Eu não gosto que você me receba alguém sem avisar.
-Você tava em casa, conversando com o meu
pai. Eu não sabia que ela vinha.
-Só quero que você me responda mais uma
coisa, Pedro: se essa moça veio mesmo falar sobre a recuperação do Fabrício, o
que foi que vocês fizeram no shopping?
-Fui comprar um celular. Ela tava precisando.
-Ela?
-Ela, mãe, ela mesma. Olha, eu não quero
brigar. Já bastam as coisas que eu tive que escutar naquele hospital. Quanto
mais a Milena ficar perto dele, mais confiante ele vai ficar daqui pra frente.
E agora eu vou tomar um banho pra resolver uns assuntos da residência pela
internet- Pedro sobe as escadas.
-Milena rondando meus filhos... Era só o que
faltava.
******
A enfermeira traz uma bandeja com o jantar
para Fabrício. Nesse momento, Viviana chega e vê o rapaz comendo.
-Posso entrar?
-Claro.
-Com licença- diz a enfermeira.
-E então? Você já tá se alimentando... Pra
quem não queria nada com a vida, isso é ótimo. Bom demais.
-Não posso ficar dependendo de todo mundo. Ou
melhor, de ninguém da família.
-Eu vou ficar aqui fora, esperando você
terminar de comer. Eu passo depois.
-Não precisa. Fala agora.
-Melhor não.
-Fala, Milena.
-Tenho que falar sobre a cadeira.
-Cadeira? Qual?
-Pra quê fingir? Você sabe do que eu tô
falando.
-Desculpa, mas eu boiei completamente.
-Vai negar? Tudo bem, vai ser pior se demorar
a usar.
-Pra ser sincero, eu tenho pra mim que isso é
passageiro. Daqui a uns dias, eu vou ter ficado novo.
-Fabrício, não é assim.
-Duvida?- Milena abre a porta do quarto- Onde
é que vai?
Ela puxa a cadeira.
-Essa não tem motor, é daquelas normais.
Depois, se você for transferido mesmo, vão pegar outra.
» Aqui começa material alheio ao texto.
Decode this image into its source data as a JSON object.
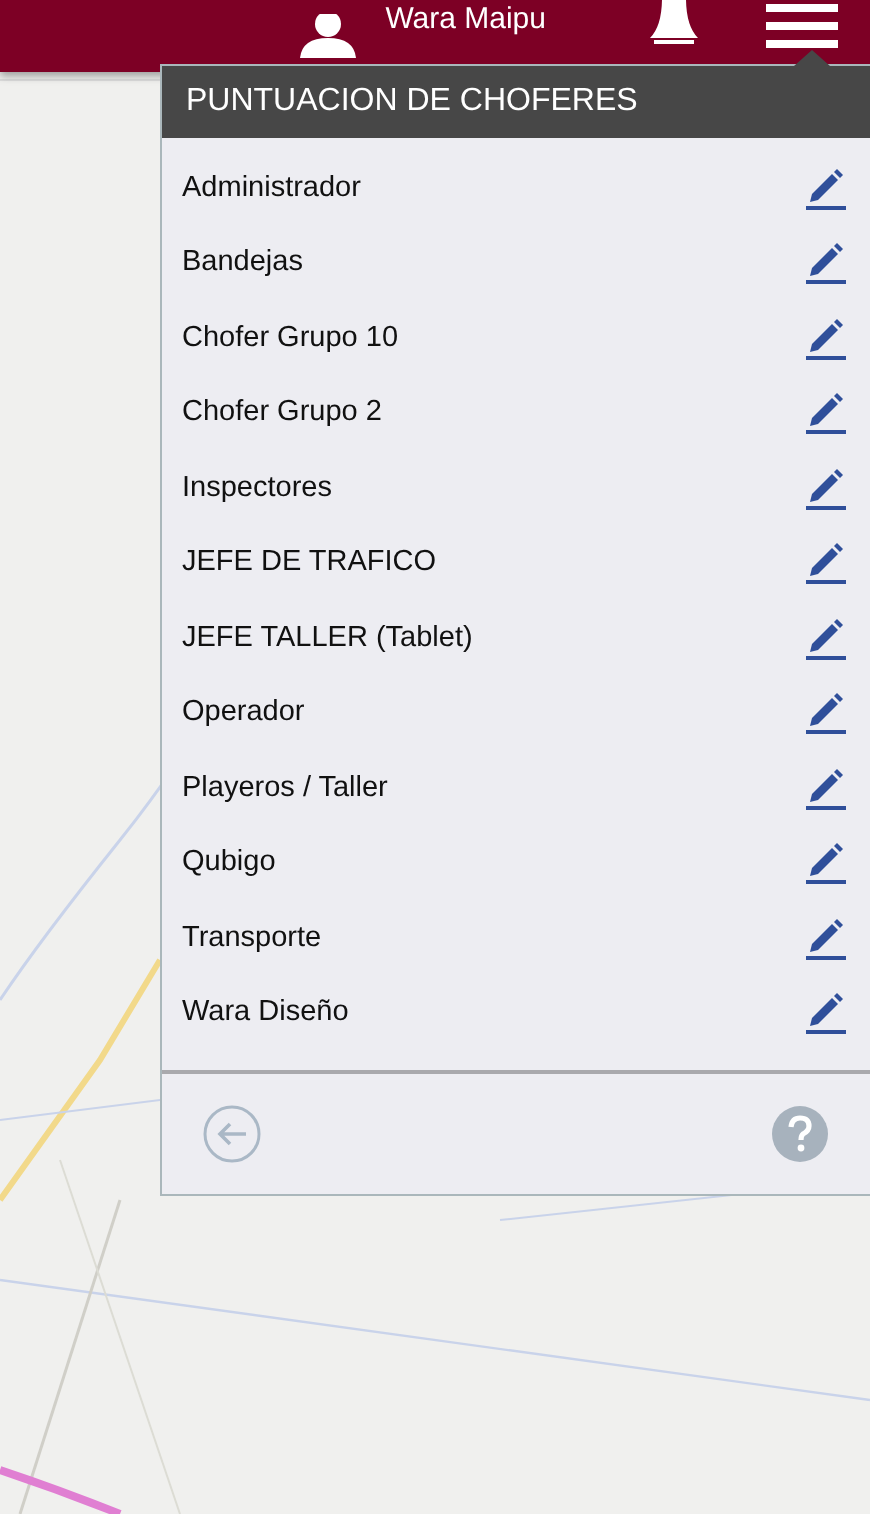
{
  "header": {
    "user_name": "Wara Maipu"
  },
  "menu": {
    "title": "PUNTUACION DE CHOFERES",
    "items": [
      {
        "label": "Administrador"
      },
      {
        "label": "Bandejas"
      },
      {
        "label": "Chofer Grupo 10"
      },
      {
        "label": "Chofer Grupo 2"
      },
      {
        "label": "Inspectores"
      },
      {
        "label": "JEFE DE TRAFICO"
      },
      {
        "label": "JEFE TALLER (Tablet)"
      },
      {
        "label": "Operador"
      },
      {
        "label": "Playeros / Taller"
      },
      {
        "label": "Qubigo"
      },
      {
        "label": "Transporte"
      },
      {
        "label": "Wara Diseño"
      }
    ]
  }
}
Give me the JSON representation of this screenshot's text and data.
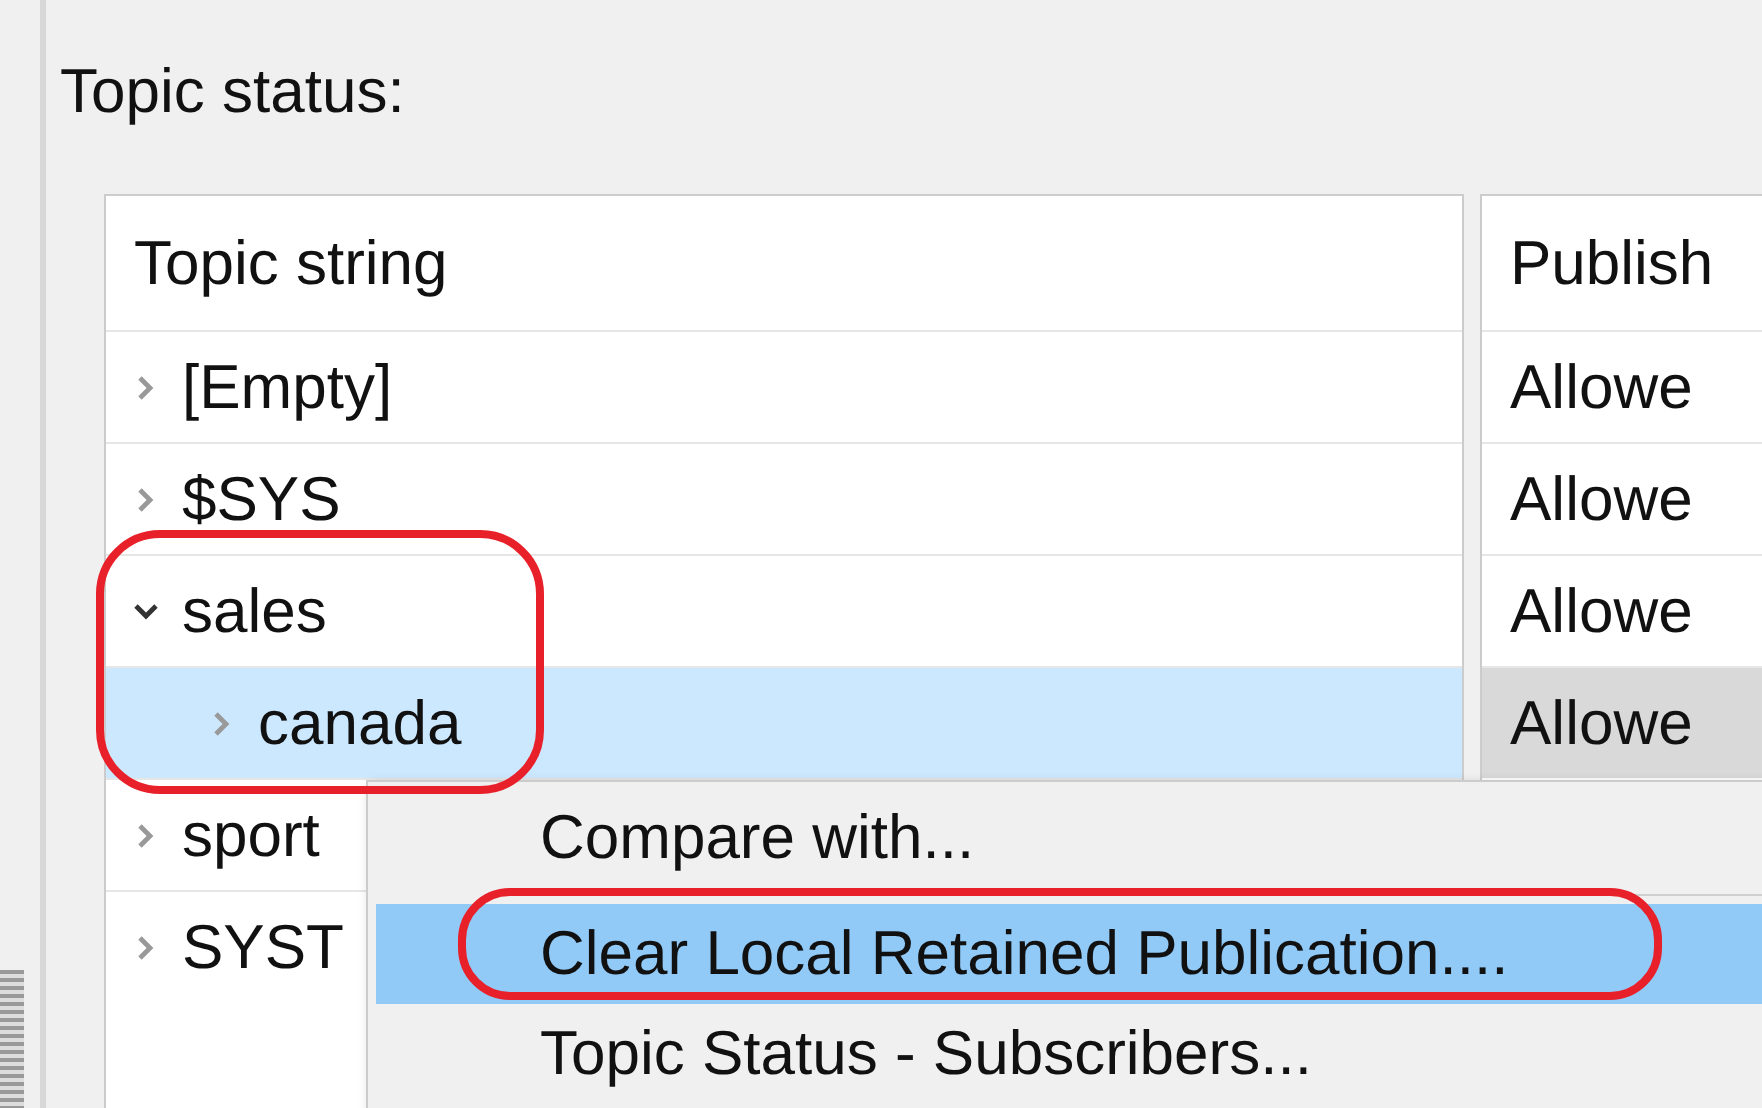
{
  "panel": {
    "label": "Topic status:"
  },
  "tree": {
    "header": "Topic string",
    "rows": [
      {
        "label": "[Empty]",
        "expanded": false,
        "selected": false
      },
      {
        "label": "$SYS",
        "expanded": false,
        "selected": false
      },
      {
        "label": "sales",
        "expanded": true,
        "selected": false,
        "children": [
          {
            "label": "canada",
            "expanded": false,
            "selected": true
          }
        ]
      },
      {
        "label": "sport",
        "expanded": false,
        "selected": false
      },
      {
        "label": "SYST",
        "expanded": false,
        "selected": false
      }
    ]
  },
  "status_column": {
    "header": "Publish",
    "cells": [
      {
        "text": "Allowe",
        "selected": false
      },
      {
        "text": "Allowe",
        "selected": false
      },
      {
        "text": "Allowe",
        "selected": false
      },
      {
        "text": "Allowe",
        "selected": true
      }
    ]
  },
  "context_menu": {
    "items": [
      {
        "kind": "item",
        "label": "Compare with...",
        "selected": false
      },
      {
        "kind": "separator"
      },
      {
        "kind": "item",
        "label": "Clear Local Retained Publication....",
        "selected": true
      },
      {
        "kind": "item",
        "label": "Topic Status - Subscribers...",
        "selected": false
      }
    ]
  }
}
-Pra quê foi que isso entrou no quarto?
-Eu vou falar com o médico e você vai sentar
nisso e começar a usar.
-Tira isso daqui, Milena.
-Não adianta se comportar como uma criança. É
pro seu bem.
-Meu bem é tirar essa cadeira da minha vista.
-Até quando a gente vai tentar conversar
contigo e você não vai dar atenção? Hein? Não quer ouvir sua mãe? Eu tô aqui!
Não quer ouvir seu irmão? Eu tô aqui! Não tem problema nenhum com ninguém, mas
você fica fazendo birra como um menino pequeno. Tá na hora de agir como homem.
Você não foi o machão na hora de correr, de beber e sair disparado dentro do
carro?
-Nunca. Você me ouviu? Eu não vou usar essa
cadeira nunca!
Violentamente, ele arremessa a sua bandeja e
joga na cadeira, deixando Viviana perplexa com sua atitude.